Niemand lächelte. Kostja schielte finster zu Edgar hinüber, sagte jedoch kein Wort.

»Willst du von allen Anwesenden das Gedächtnis überprüfen lassen?«, erkundigte sich Geser höflich. »Würden Sie dem denn zustimmen?«, wollte Edgar wissen.

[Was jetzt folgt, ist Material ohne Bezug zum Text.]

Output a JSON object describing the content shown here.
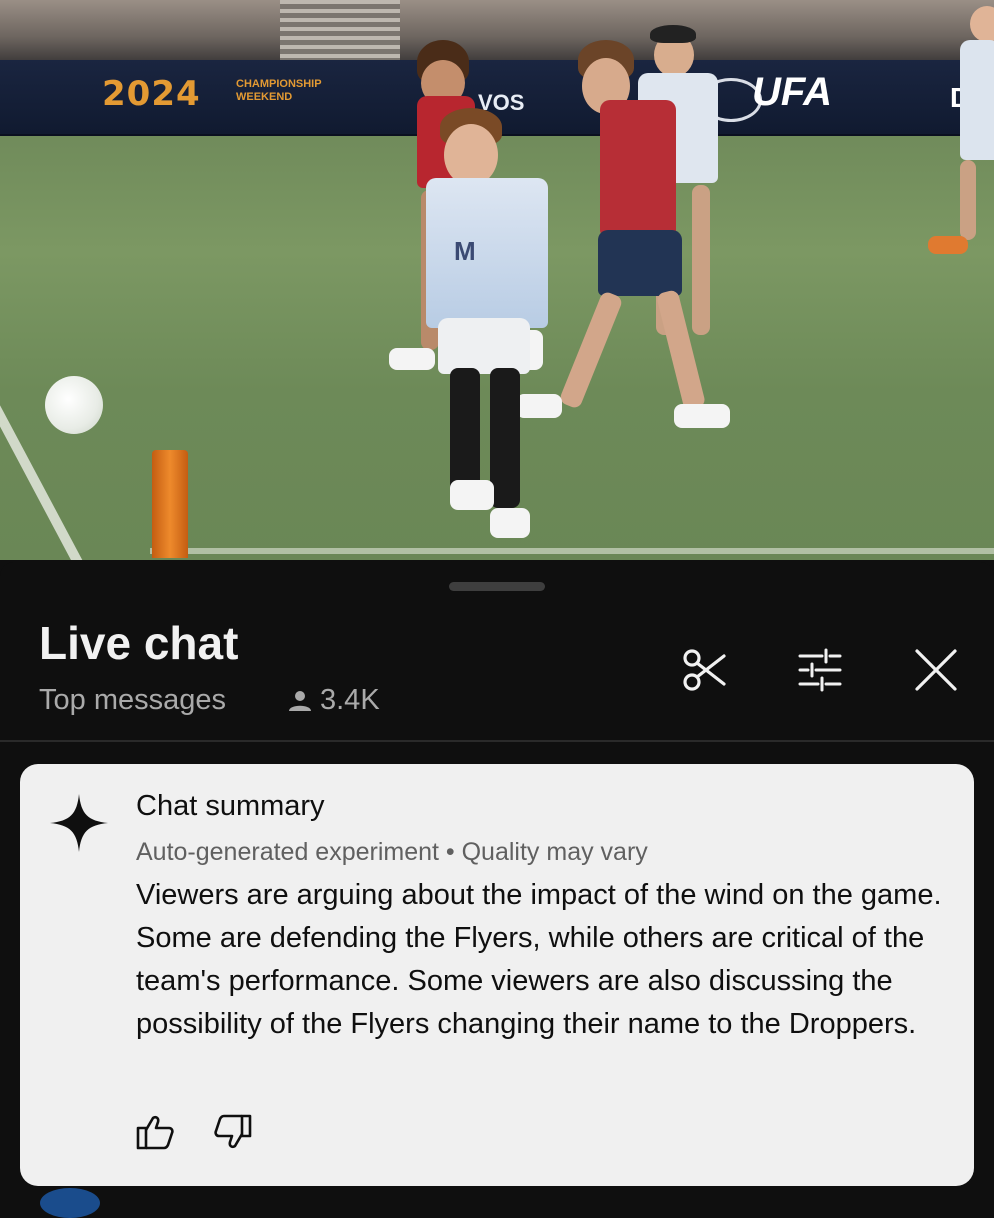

»Nein«, entgegnete Geser. »Ich weiß die Arbeit der Inquisition zu schätzen, aber alles hat seine Grenze.«

»Damit wären wir in einer Sackgasse gelandet.«Edgar breitete die Arme aus. »Meine Herren, wenn Sie nicht kooperationsbereit sind…«

Swetlana hüstelte taktvoll. »Darf ich vielleicht etwas dazu sagen?«, fragte sie. »Aber ja, sicher.«Edgar nickte freundlich.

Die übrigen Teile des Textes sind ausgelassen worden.